そして、それはトランプ氏がこの問題に言及したことに象徴的なように、大量の非白人移民受け入れと、それに伴う将来的な人口構成の変化への不安がささやかれる現在の欧米社会の時代状況とマッチし、大陸を超えた静かな広がりを見せ始めている。南アフリカで暮らしていた時、ふと在住欧米人がこう漏らすのを聞いた。「我々も、いつか南アフリカの白人のようになってしまうのではないか」。
黒人富裕層が増加する一方で
ロシアがウクライナに全面侵攻した直後の2022年5月、ウクライナ国旗が街中に溢れるオランダのアムステルダムで、アフリカーナーの苦境をテーマにした講演会がひっそりと開催された。主催したのはオランダの極右政党で、講師役にはアフリカーナーの権利擁護団体「アフリ・フォーラム」で副CEOを務めていたアルンスト・ルート氏が招かれた。なお、ルート氏は最近、米国の保守派政治コメンテーターのタッカー・カールソン氏の番組に招かれるなどアフリカーナーの代弁者として精力的に活動しており、もしかすると見たことがある読者もいるかもしれない。
ルート氏が英語で話し始めようとすると、すぐに主催した極右政党の党首から「アフリカーンス語でやってくれ」という声が飛んだ。アフリカーンス語は、17世紀にアフリカ大陸へ移住したオランダ系移民を中心に欧州の各民族が合流して形成されたアフリカーナーの母語で、オランダ語話者とはほぼ問題なく意思疎通ができる。南アフリカで白人農家への襲撃が相次ぎ、雇用面でも「人種差別」が常態化していると訴えたルート氏の話に、会場内に少しずつ怒気が充満していくのが感じられた。参加者の多くはオランダ人の白人男性で、会場からはこの問題に関心を向けない「主流」メディアやリベラル派への不満が次々に溢れ出した。
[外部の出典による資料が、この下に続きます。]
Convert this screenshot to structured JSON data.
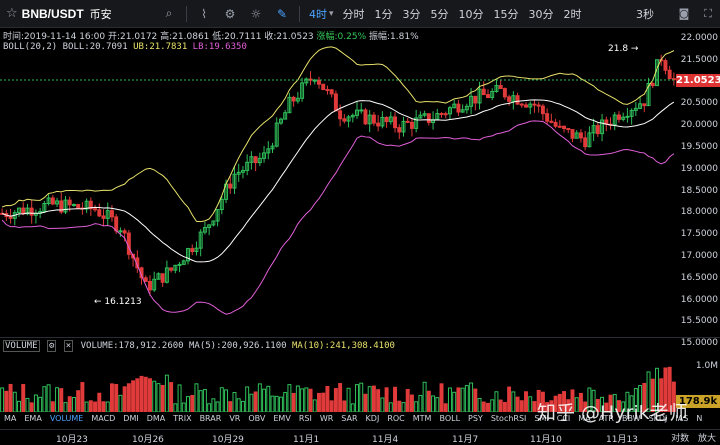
{
  "toolbar": {
    "symbol": "BNB/USDT",
    "exchange": "币安",
    "intervals": [
      "4时",
      "分时",
      "1分",
      "3分",
      "5分",
      "10分",
      "15分",
      "30分",
      "2时"
    ],
    "active_interval": "4时",
    "refresh": "3秒"
  },
  "ohlc": {
    "time": "时间:2019-11-14 16:00",
    "open": "开:21.0172",
    "high": "高:21.0861",
    "low": "低:20.7111",
    "close": "收:21.0523",
    "change": "涨幅:0.25%",
    "amplitude": "振幅:1.81%"
  },
  "boll": {
    "label": "BOLL(20,2)",
    "mid": "BOLL:20.7091",
    "ub": "UB:21.7831",
    "lb": "LB:19.6350"
  },
  "price_axis": [
    "22.0000",
    "21.5000",
    "21.0000",
    "20.5000",
    "20.0000",
    "19.5000",
    "19.0000",
    "18.5000",
    "18.0000",
    "17.5000",
    "17.0000",
    "16.5000",
    "16.0000",
    "15.5000",
    "15.0000"
  ],
  "current_price": "21.0523",
  "annotations": {
    "high": "21.8 →",
    "low": "← 16.1213"
  },
  "volume": {
    "label": "VOLUME",
    "value": "VOLUME:178,912.2600",
    "ma5": "MA(5):200,926.1100",
    "ma10": "MA(10):241,308.4100",
    "axis_1m": "1.0M",
    "current": "178.9k"
  },
  "indicators": [
    "MA",
    "EMA",
    "VOLUME",
    "MACD",
    "DMI",
    "DMA",
    "TRIX",
    "BRAR",
    "VR",
    "OBV",
    "EMV",
    "RSI",
    "WR",
    "SAR",
    "KDJ",
    "ROC",
    "MTM",
    "BOLL",
    "PSY",
    "StochRSI",
    "SMI",
    "CCI",
    "MA",
    "ATR",
    "BBW",
    "SKDJ",
    "IAS",
    "N"
  ],
  "active_indicator": "VOLUME",
  "dates": [
    "10月23",
    "10月26",
    "10月29",
    "11月1",
    "11月4",
    "11月7",
    "11月10",
    "11月13"
  ],
  "right_buttons": [
    "对数",
    "放大"
  ],
  "watermark": "知乎 @Hyrik老师",
  "colors": {
    "up": "#2fbf5a",
    "down": "#e03a3a",
    "accent": "#4aa3ff",
    "ma5": "#ffffff",
    "ma10": "#e8e26a",
    "lb": "#e15fd9"
  }
}
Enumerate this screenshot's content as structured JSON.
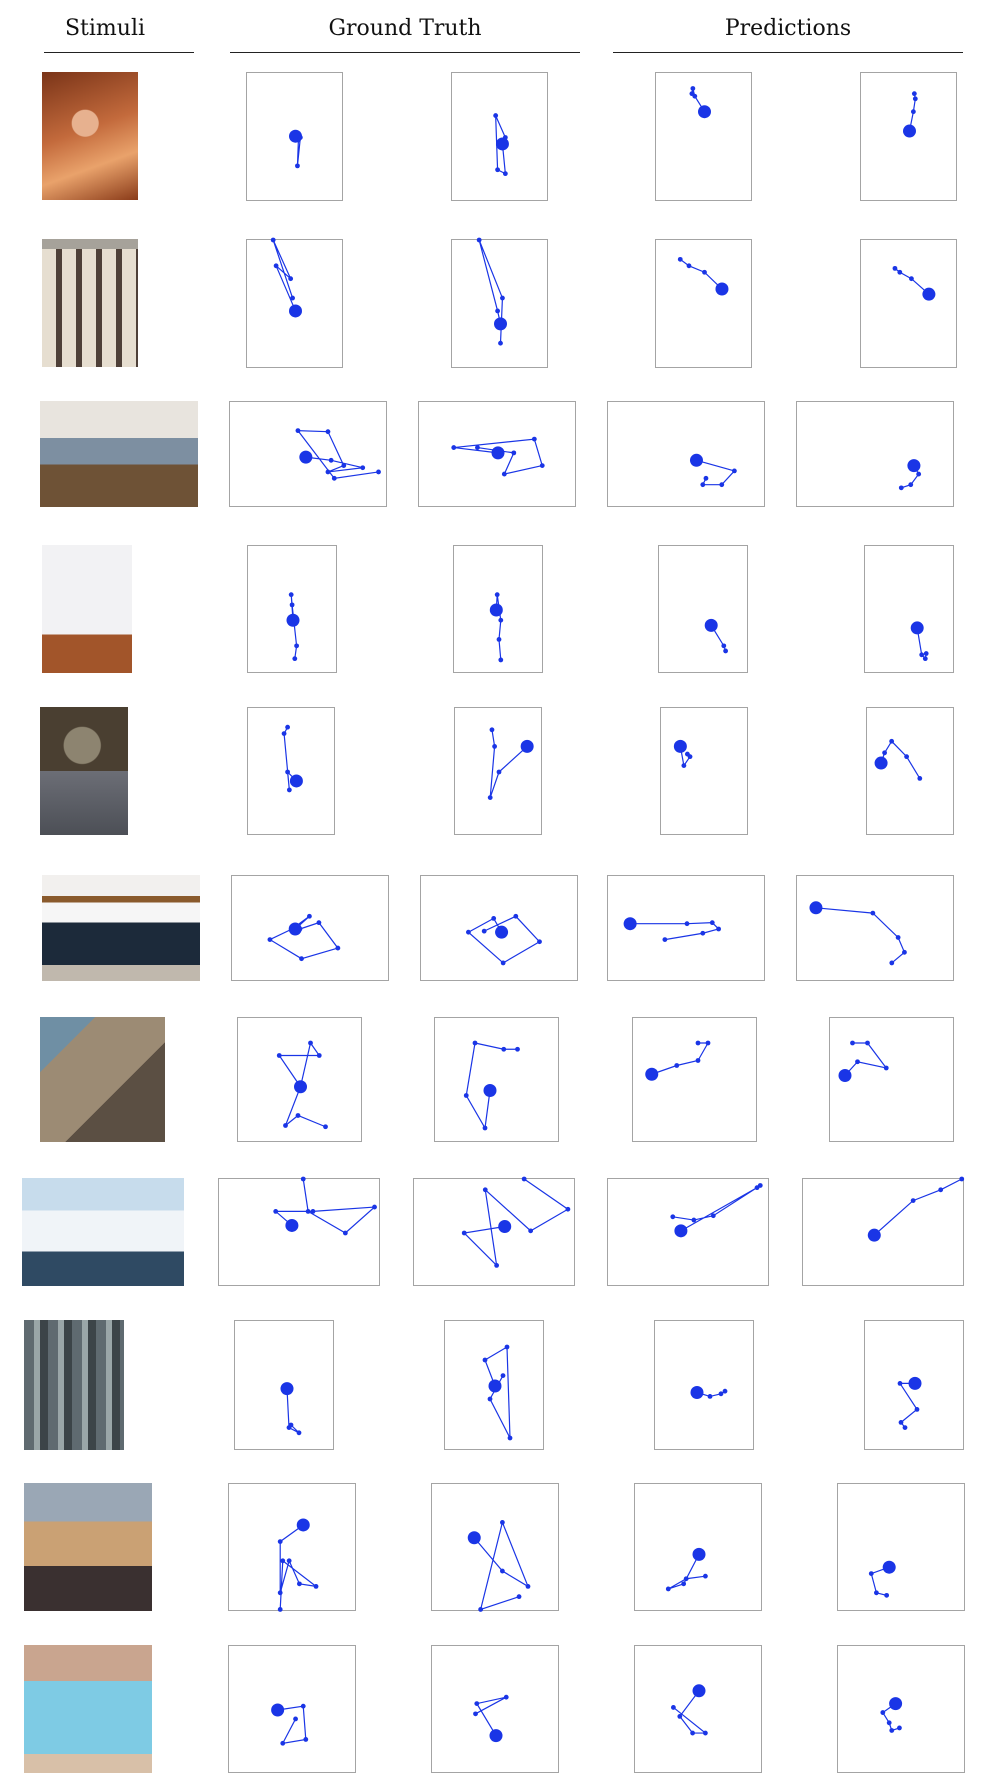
{
  "headers": {
    "stimuli": "Stimuli",
    "ground_truth": "Ground Truth",
    "predictions": "Predictions"
  },
  "colors": {
    "scanpath": "#1a35e6",
    "panel_border": "#a4a4a4"
  },
  "rows": [
    {
      "stimulus": "cave-hiker-photo",
      "scanpaths": [
        [
          [
            0.5,
            0.49
          ],
          [
            0.53,
            0.52
          ],
          [
            0.52,
            0.72
          ],
          [
            0.55,
            0.5
          ],
          [
            0.5,
            0.52
          ]
        ],
        [
          [
            0.52,
            0.55
          ],
          [
            0.55,
            0.78
          ],
          [
            0.47,
            0.75
          ],
          [
            0.45,
            0.33
          ],
          [
            0.55,
            0.5
          ]
        ],
        [
          [
            0.5,
            0.3
          ],
          [
            0.4,
            0.18
          ],
          [
            0.38,
            0.12
          ],
          [
            0.37,
            0.16
          ]
        ],
        [
          [
            0.5,
            0.45
          ],
          [
            0.54,
            0.3
          ],
          [
            0.56,
            0.2
          ],
          [
            0.55,
            0.16
          ]
        ]
      ]
    },
    {
      "stimulus": "building-facade-photo",
      "scanpaths": [
        [
          [
            0.5,
            0.55
          ],
          [
            0.3,
            0.2
          ],
          [
            0.45,
            0.3
          ],
          [
            0.27,
            0.0
          ],
          [
            0.47,
            0.45
          ]
        ],
        [
          [
            0.5,
            0.65
          ],
          [
            0.47,
            0.55
          ],
          [
            0.28,
            0.0
          ],
          [
            0.52,
            0.45
          ],
          [
            0.5,
            0.8
          ]
        ],
        [
          [
            0.68,
            0.38
          ],
          [
            0.5,
            0.25
          ],
          [
            0.34,
            0.2
          ],
          [
            0.25,
            0.15
          ]
        ],
        [
          [
            0.7,
            0.42
          ],
          [
            0.52,
            0.3
          ],
          [
            0.4,
            0.25
          ],
          [
            0.35,
            0.22
          ]
        ]
      ]
    },
    {
      "stimulus": "bedroom-interior-photo",
      "scanpaths": [
        [
          [
            0.48,
            0.52
          ],
          [
            0.64,
            0.55
          ],
          [
            0.84,
            0.62
          ],
          [
            0.62,
            0.66
          ],
          [
            0.72,
            0.6
          ],
          [
            0.62,
            0.28
          ],
          [
            0.43,
            0.27
          ],
          [
            0.66,
            0.72
          ],
          [
            0.94,
            0.66
          ]
        ],
        [
          [
            0.5,
            0.48
          ],
          [
            0.22,
            0.43
          ],
          [
            0.73,
            0.35
          ],
          [
            0.78,
            0.6
          ],
          [
            0.54,
            0.68
          ],
          [
            0.6,
            0.48
          ],
          [
            0.37,
            0.43
          ]
        ],
        [
          [
            0.56,
            0.55
          ],
          [
            0.8,
            0.65
          ],
          [
            0.72,
            0.78
          ],
          [
            0.6,
            0.78
          ],
          [
            0.62,
            0.72
          ]
        ],
        [
          [
            0.74,
            0.6
          ],
          [
            0.77,
            0.68
          ],
          [
            0.72,
            0.78
          ],
          [
            0.66,
            0.81
          ]
        ]
      ]
    },
    {
      "stimulus": "white-hallway-photo",
      "scanpaths": [
        [
          [
            0.5,
            0.58
          ],
          [
            0.48,
            0.38
          ],
          [
            0.49,
            0.46
          ],
          [
            0.54,
            0.78
          ],
          [
            0.52,
            0.88
          ]
        ],
        [
          [
            0.47,
            0.5
          ],
          [
            0.48,
            0.38
          ],
          [
            0.52,
            0.58
          ],
          [
            0.5,
            0.73
          ],
          [
            0.52,
            0.89
          ]
        ],
        [
          [
            0.58,
            0.62
          ],
          [
            0.72,
            0.78
          ],
          [
            0.74,
            0.82
          ]
        ],
        [
          [
            0.58,
            0.64
          ],
          [
            0.63,
            0.85
          ],
          [
            0.67,
            0.88
          ],
          [
            0.68,
            0.84
          ]
        ]
      ]
    },
    {
      "stimulus": "man-working-photo",
      "scanpaths": [
        [
          [
            0.55,
            0.57
          ],
          [
            0.45,
            0.5
          ],
          [
            0.47,
            0.64
          ],
          [
            0.41,
            0.2
          ],
          [
            0.45,
            0.15
          ]
        ],
        [
          [
            0.82,
            0.3
          ],
          [
            0.5,
            0.5
          ],
          [
            0.4,
            0.7
          ],
          [
            0.45,
            0.3
          ],
          [
            0.42,
            0.17
          ]
        ],
        [
          [
            0.22,
            0.3
          ],
          [
            0.26,
            0.45
          ],
          [
            0.33,
            0.38
          ],
          [
            0.3,
            0.36
          ]
        ],
        [
          [
            0.16,
            0.43
          ],
          [
            0.2,
            0.35
          ],
          [
            0.28,
            0.26
          ],
          [
            0.45,
            0.38
          ],
          [
            0.6,
            0.55
          ]
        ]
      ]
    },
    {
      "stimulus": "bunk-bed-photo",
      "scanpaths": [
        [
          [
            0.4,
            0.5
          ],
          [
            0.49,
            0.38
          ],
          [
            0.38,
            0.5
          ],
          [
            0.24,
            0.6
          ],
          [
            0.44,
            0.78
          ],
          [
            0.67,
            0.68
          ],
          [
            0.55,
            0.44
          ],
          [
            0.43,
            0.5
          ]
        ],
        [
          [
            0.51,
            0.53
          ],
          [
            0.46,
            0.4
          ],
          [
            0.3,
            0.53
          ],
          [
            0.52,
            0.82
          ],
          [
            0.75,
            0.62
          ],
          [
            0.6,
            0.38
          ],
          [
            0.4,
            0.52
          ]
        ],
        [
          [
            0.14,
            0.45
          ],
          [
            0.5,
            0.45
          ],
          [
            0.66,
            0.44
          ],
          [
            0.7,
            0.5
          ],
          [
            0.6,
            0.54
          ],
          [
            0.36,
            0.6
          ]
        ],
        [
          [
            0.12,
            0.3
          ],
          [
            0.48,
            0.35
          ],
          [
            0.64,
            0.58
          ],
          [
            0.68,
            0.72
          ],
          [
            0.6,
            0.82
          ]
        ]
      ]
    },
    {
      "stimulus": "stone-street-photo",
      "scanpaths": [
        [
          [
            0.5,
            0.55
          ],
          [
            0.33,
            0.3
          ],
          [
            0.65,
            0.3
          ],
          [
            0.58,
            0.2
          ],
          [
            0.5,
            0.55
          ],
          [
            0.38,
            0.86
          ],
          [
            0.48,
            0.78
          ],
          [
            0.7,
            0.87
          ]
        ],
        [
          [
            0.44,
            0.58
          ],
          [
            0.4,
            0.88
          ],
          [
            0.25,
            0.62
          ],
          [
            0.32,
            0.2
          ],
          [
            0.55,
            0.25
          ],
          [
            0.66,
            0.25
          ]
        ],
        [
          [
            0.15,
            0.45
          ],
          [
            0.35,
            0.38
          ],
          [
            0.52,
            0.34
          ],
          [
            0.6,
            0.2
          ],
          [
            0.52,
            0.2
          ]
        ],
        [
          [
            0.12,
            0.46
          ],
          [
            0.22,
            0.35
          ],
          [
            0.45,
            0.4
          ],
          [
            0.3,
            0.2
          ],
          [
            0.18,
            0.2
          ]
        ]
      ]
    },
    {
      "stimulus": "snowy-mountain-photo",
      "scanpaths": [
        [
          [
            0.45,
            0.43
          ],
          [
            0.35,
            0.3
          ],
          [
            0.58,
            0.3
          ],
          [
            0.96,
            0.26
          ],
          [
            0.78,
            0.5
          ],
          [
            0.55,
            0.3
          ],
          [
            0.52,
            0.0
          ]
        ],
        [
          [
            0.56,
            0.44
          ],
          [
            0.31,
            0.5
          ],
          [
            0.51,
            0.8
          ],
          [
            0.44,
            0.1
          ],
          [
            0.72,
            0.48
          ],
          [
            0.95,
            0.28
          ],
          [
            0.68,
            0.0
          ]
        ],
        [
          [
            0.45,
            0.48
          ],
          [
            0.92,
            0.08
          ],
          [
            0.94,
            0.06
          ],
          [
            0.65,
            0.34
          ],
          [
            0.53,
            0.38
          ],
          [
            0.4,
            0.35
          ]
        ],
        [
          [
            0.44,
            0.52
          ],
          [
            0.68,
            0.2
          ],
          [
            0.85,
            0.1
          ],
          [
            0.98,
            0.0
          ]
        ]
      ]
    },
    {
      "stimulus": "city-aerial-photo",
      "scanpaths": [
        [
          [
            0.52,
            0.52
          ],
          [
            0.54,
            0.82
          ],
          [
            0.64,
            0.86
          ],
          [
            0.56,
            0.8
          ]
        ],
        [
          [
            0.5,
            0.5
          ],
          [
            0.4,
            0.3
          ],
          [
            0.62,
            0.2
          ],
          [
            0.65,
            0.9
          ],
          [
            0.45,
            0.6
          ],
          [
            0.58,
            0.42
          ]
        ],
        [
          [
            0.42,
            0.55
          ],
          [
            0.55,
            0.58
          ],
          [
            0.66,
            0.56
          ],
          [
            0.7,
            0.54
          ]
        ],
        [
          [
            0.5,
            0.48
          ],
          [
            0.35,
            0.48
          ],
          [
            0.52,
            0.68
          ],
          [
            0.36,
            0.78
          ],
          [
            0.4,
            0.82
          ]
        ]
      ]
    },
    {
      "stimulus": "conference-room-photo",
      "scanpaths": [
        [
          [
            0.58,
            0.32
          ],
          [
            0.4,
            0.45
          ],
          [
            0.4,
            0.85
          ],
          [
            0.47,
            0.6
          ],
          [
            0.55,
            0.78
          ],
          [
            0.68,
            0.8
          ],
          [
            0.42,
            0.6
          ],
          [
            0.4,
            0.98
          ]
        ],
        [
          [
            0.33,
            0.42
          ],
          [
            0.55,
            0.68
          ],
          [
            0.75,
            0.8
          ],
          [
            0.55,
            0.3
          ],
          [
            0.38,
            0.98
          ],
          [
            0.68,
            0.88
          ]
        ],
        [
          [
            0.5,
            0.55
          ],
          [
            0.38,
            0.78
          ],
          [
            0.26,
            0.82
          ],
          [
            0.4,
            0.74
          ],
          [
            0.55,
            0.72
          ]
        ],
        [
          [
            0.4,
            0.65
          ],
          [
            0.26,
            0.7
          ],
          [
            0.3,
            0.85
          ],
          [
            0.38,
            0.87
          ]
        ]
      ]
    },
    {
      "stimulus": "swimming-pool-photo",
      "scanpaths": [
        [
          [
            0.38,
            0.5
          ],
          [
            0.58,
            0.47
          ],
          [
            0.6,
            0.73
          ],
          [
            0.42,
            0.76
          ],
          [
            0.52,
            0.57
          ]
        ],
        [
          [
            0.5,
            0.7
          ],
          [
            0.35,
            0.45
          ],
          [
            0.58,
            0.4
          ],
          [
            0.34,
            0.53
          ]
        ],
        [
          [
            0.5,
            0.35
          ],
          [
            0.35,
            0.55
          ],
          [
            0.45,
            0.68
          ],
          [
            0.55,
            0.68
          ],
          [
            0.3,
            0.48
          ]
        ],
        [
          [
            0.45,
            0.45
          ],
          [
            0.35,
            0.52
          ],
          [
            0.4,
            0.6
          ],
          [
            0.42,
            0.66
          ],
          [
            0.48,
            0.64
          ]
        ]
      ]
    }
  ]
}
ここでも「南アフリカの現状は、大量の移民が押し寄せる欧州の未来の姿だ」という声を聞いた。
誤解のないよう断っておきたいと思うが、ルート氏の主張はアフリカーナーの中でも右派に属するものであり、英国系やポルトガル系、ユダヤ系など他の南アフリカの白人住民の一般的な思いを代弁しているわけでもない。ただ、1991年の人種隔離政策アパルトヘイトの撤廃と、それに続く1994年のネルソン・マンデラ政権の誕生で人種差別を克服した「レインボーネーション(虹の国)」であるはずの南アフリカだが、人種に基づいた法律は対象を変えた形で今も新たに生まれ続けており、同国で暮らす白人住民の多くが現状に強い不満を抱いていることもまた事実である。